The battle, however, one of the bloodiest ever in which up to two million died, remains immortalised as Stalingrad.
"It was our victory, the people of the Soviet Union, the people of Russia, who won this victory," Volgograd regional governor Sergei Bazhenov said in a television interview.
"The most important thing is to maintain this patriotic mood."
For 200 days, Germans and Russians fought hand to hand, street by street and from room to room, battling the winter cold at the end and, for the Germans, starvation too. Surrounded in the ruins, Field Marshal Friedrich Paulus defied Hitler's final fight-to-the-death order and surrendered, on February 2nd, 1943.
The Nazi leader had seen capturing Stalingrad as a prize that would sap Soviet morale, partly because of its symbolic name, and help secure control of oilfields in the Caucasus to fuel his army. After Stalingrad, the Red Army fought its way westward to Berlin, taking the German capital 27 months later.

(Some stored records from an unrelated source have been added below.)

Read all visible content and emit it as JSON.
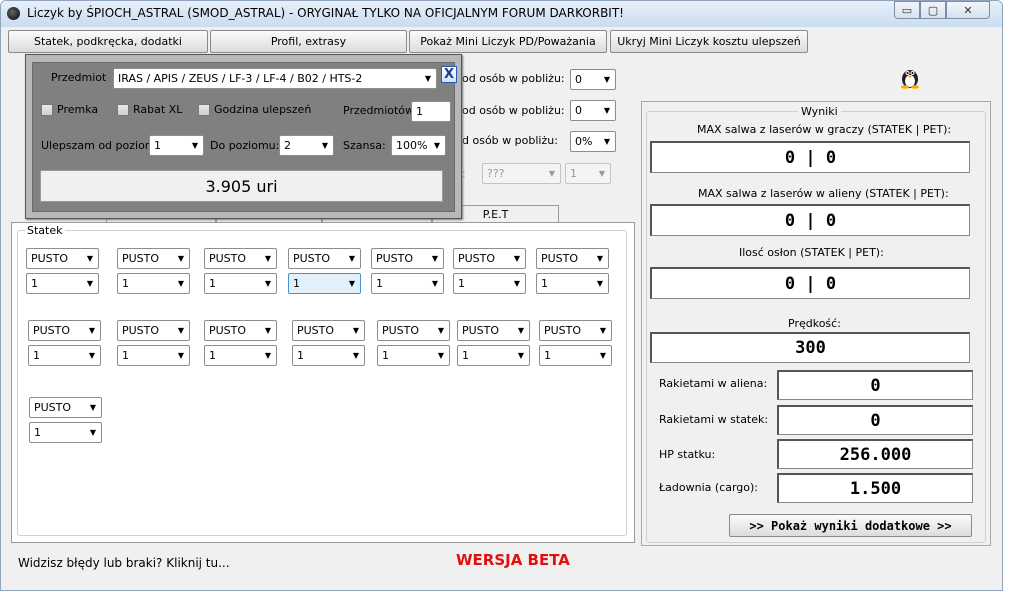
{
  "window": {
    "title": "Liczyk by ŚPIOCH_ASTRAL (SMOD_ASTRAL) - ORYGINAŁ TYLKO NA OFICJALNYM FORUM DARKORBIT!",
    "minimize": "▭",
    "maximize": "▢",
    "close": "✕"
  },
  "toolbar": {
    "btn1": "Statek, podkręcka, dodatki",
    "btn2": "Profil, extrasy",
    "btn3": "Pokaż Mini Liczyk PD/Poważania",
    "btn4": "Ukryj Mini Liczyk kosztu ulepszeń"
  },
  "behind": {
    "row1_label": "od osób w pobliżu:",
    "row1_value": "0",
    "row2_label": "od osób w pobliżu:",
    "row2_value": "0",
    "row3_label": "d osób w pobliżu:",
    "row3_value": "0%",
    "row4_label": ":",
    "row4_value1": "???",
    "row4_value2": "1"
  },
  "popup": {
    "item_label": "Przedmiot",
    "item_value": "IRAS / APIS / ZEUS / LF-3 / LF-4 / B02 / HTS-2",
    "close": "X",
    "premka": "Premka",
    "rabat": "Rabat XL",
    "godzina": "Godzina ulepszeń",
    "count_label": "Przedmiotów:",
    "count_value": "1",
    "from_label": "Ulepszam od poziomu:",
    "from_value": "1",
    "to_label": "Do poziomu:",
    "to_value": "2",
    "chance_label": "Szansa:",
    "chance_value": "100%",
    "result": "3.905 uri"
  },
  "tabs": {
    "pet": "P.E.T"
  },
  "ship": {
    "group_title": "Statek",
    "slot_empty": "PUSTO",
    "level_default": "1"
  },
  "results": {
    "group_title": "Wyniki",
    "max_players_label": "MAX salwa z laserów w graczy (STATEK | PET):",
    "max_players_value": "0 | 0",
    "max_aliens_label": "MAX salwa z laserów w alieny (STATEK | PET):",
    "max_aliens_value": "0 | 0",
    "shields_label": "Ilosć osłon (STATEK | PET):",
    "shields_value": "0 | 0",
    "speed_label": "Prędkość:",
    "speed_value": "300",
    "rockets_alien_label": "Rakietami w aliena:",
    "rockets_alien_value": "0",
    "rockets_ship_label": "Rakietami w statek:",
    "rockets_ship_value": "0",
    "hp_label": "HP statku:",
    "hp_value": "256.000",
    "cargo_label": "Ładownia (cargo):",
    "cargo_value": "1.500",
    "more_button": ">> Pokaż wyniki dodatkowe >>"
  },
  "footer": {
    "bug_link": "Widzisz błędy lub braki? Kliknij tu...",
    "beta": "WERSJA BETA"
  },
  "colors": {
    "beta": "#e01010"
  }
}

"Hitler thought that because he had taken Paris in a few days he could take Stalingrad in about five or maybe 10 days," said Gamlet Dallatyan, a veteran of the battle.
"He was wrong.We had strong military leaders," the 92-year-old former soldier told Reuters in Volgograd. "I never woke up in the morning thinking we would not win."
The legacy of Stalin's three-decade rule remains divisive. His policies of forced farm collectivisation and political repressions killed millions, and an estimated 27 million Soviet soldiers and civilians were killed during World War Two.
But admirers underline his role in defeating Nazi Germany and will post portraits of the dictator on minibuses in Volgograd today, a move not approved by the authorities.